Thompson conjures up a barely-plausible reason for the two webslingers to duke it out: Silk seeks to establish a plausible alibi as a villain while serving as a mole within the Black Cat’s organization. Yet, their scripted skirmish takes place far away from watchful eyes; in fact, there isn’t a witness is in sight. A pretend fight in a crowded city street — rather than the deserted rooftops above it — would go a lot further towards establishing that notion. Even then, the sequence seems like nothing more than a contrived excuse for the pair to gives readers an obligatory fight scene, as the confrontation is abruptly halted so the main story can commence. As laid out by the art team, its execution is rather fragile and low-key, and not convincing at all as what’s supposed to appear like a bona-fide superhero battle.

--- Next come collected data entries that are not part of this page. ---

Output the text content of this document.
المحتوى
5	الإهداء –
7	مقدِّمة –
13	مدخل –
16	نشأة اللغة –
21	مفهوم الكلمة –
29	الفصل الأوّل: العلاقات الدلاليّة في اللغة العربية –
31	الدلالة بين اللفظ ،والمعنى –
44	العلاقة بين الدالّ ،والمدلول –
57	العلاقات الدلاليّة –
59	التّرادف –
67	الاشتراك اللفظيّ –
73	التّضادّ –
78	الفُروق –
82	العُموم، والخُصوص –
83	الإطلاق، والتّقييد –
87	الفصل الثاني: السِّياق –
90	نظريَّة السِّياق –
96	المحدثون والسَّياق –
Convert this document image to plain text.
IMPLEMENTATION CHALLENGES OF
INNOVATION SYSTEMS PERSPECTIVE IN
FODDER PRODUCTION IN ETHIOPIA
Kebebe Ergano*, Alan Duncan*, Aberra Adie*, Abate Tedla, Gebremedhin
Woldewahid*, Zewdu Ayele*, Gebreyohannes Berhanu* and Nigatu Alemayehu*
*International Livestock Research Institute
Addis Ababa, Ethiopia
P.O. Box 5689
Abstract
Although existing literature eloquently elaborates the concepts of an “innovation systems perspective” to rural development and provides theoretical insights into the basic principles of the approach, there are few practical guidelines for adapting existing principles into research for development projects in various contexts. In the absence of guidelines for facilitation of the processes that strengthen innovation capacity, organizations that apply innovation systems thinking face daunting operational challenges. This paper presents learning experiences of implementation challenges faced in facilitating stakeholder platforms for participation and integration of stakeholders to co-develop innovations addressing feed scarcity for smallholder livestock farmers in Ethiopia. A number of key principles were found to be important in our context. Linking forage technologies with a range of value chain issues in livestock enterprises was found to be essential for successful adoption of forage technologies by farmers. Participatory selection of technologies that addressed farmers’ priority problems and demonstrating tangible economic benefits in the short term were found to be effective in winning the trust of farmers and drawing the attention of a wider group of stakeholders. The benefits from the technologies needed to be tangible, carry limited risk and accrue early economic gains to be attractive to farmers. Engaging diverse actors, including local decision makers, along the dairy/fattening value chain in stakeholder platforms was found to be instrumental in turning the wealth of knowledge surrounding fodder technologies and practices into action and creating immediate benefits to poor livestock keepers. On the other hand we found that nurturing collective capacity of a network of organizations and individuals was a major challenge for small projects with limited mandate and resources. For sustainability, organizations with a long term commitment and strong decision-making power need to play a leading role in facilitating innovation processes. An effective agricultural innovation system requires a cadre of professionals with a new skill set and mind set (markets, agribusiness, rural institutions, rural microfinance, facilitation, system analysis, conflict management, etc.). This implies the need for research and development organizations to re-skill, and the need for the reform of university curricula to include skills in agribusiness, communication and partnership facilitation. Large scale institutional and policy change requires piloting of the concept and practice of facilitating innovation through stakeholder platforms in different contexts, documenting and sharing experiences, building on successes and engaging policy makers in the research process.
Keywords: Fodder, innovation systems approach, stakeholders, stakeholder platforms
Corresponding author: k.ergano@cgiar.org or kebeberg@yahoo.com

Things get a little more interesting when the time travel aspect of the story kicks in, but that unfortunately leads off with shamefully obvious usage of photostats — six instances in three pages, in fact. It’s an unwelcome distraction that detracts from Thompson’s story just as it gets a little more interesting, and it’s a shortcut that borders on sloppiness. What’s more, there are instances where the art just doesn’t seem to speak to Thompson’s script; a Hydra goon’s slogan is interrupted when he takes a face full of web fluid, which is usually a funny gag, except here said goon is safely protected behind the faceplate of the mechanized weapon he pilots. This is the kind of fundamental lapse that should have readily been screened out by the comic’s editors.

Artistic lapses aside, Thompson’s script is weakened by near constant usage of anemic and inane dialogue. Spidey and Silk’s banter is competent at best, but also frequently agonizing and repeatedly comes back to the characters’ own ironic acknowledgement of just how bad some of their lines are. Self-deprecating remarks don’t give Thompson’s dialogue a pass, though, as he seems to struggle with ways to fill the pages with words.

Sadly, the highlight of the issue is W. Scott Forbes’ cleanly delineated cover, which refreshingly puts Silk in the forefront despite Spidey’s top billing. Thompson does provide a fun (if expected) cliffhanger at the other end of the issue, which gives the future of this miniseries some hope. As it stands now, though, “Amazing Spider-Man & Silk: The Spider(Fly) Effect” #1 isn’t really worth the read.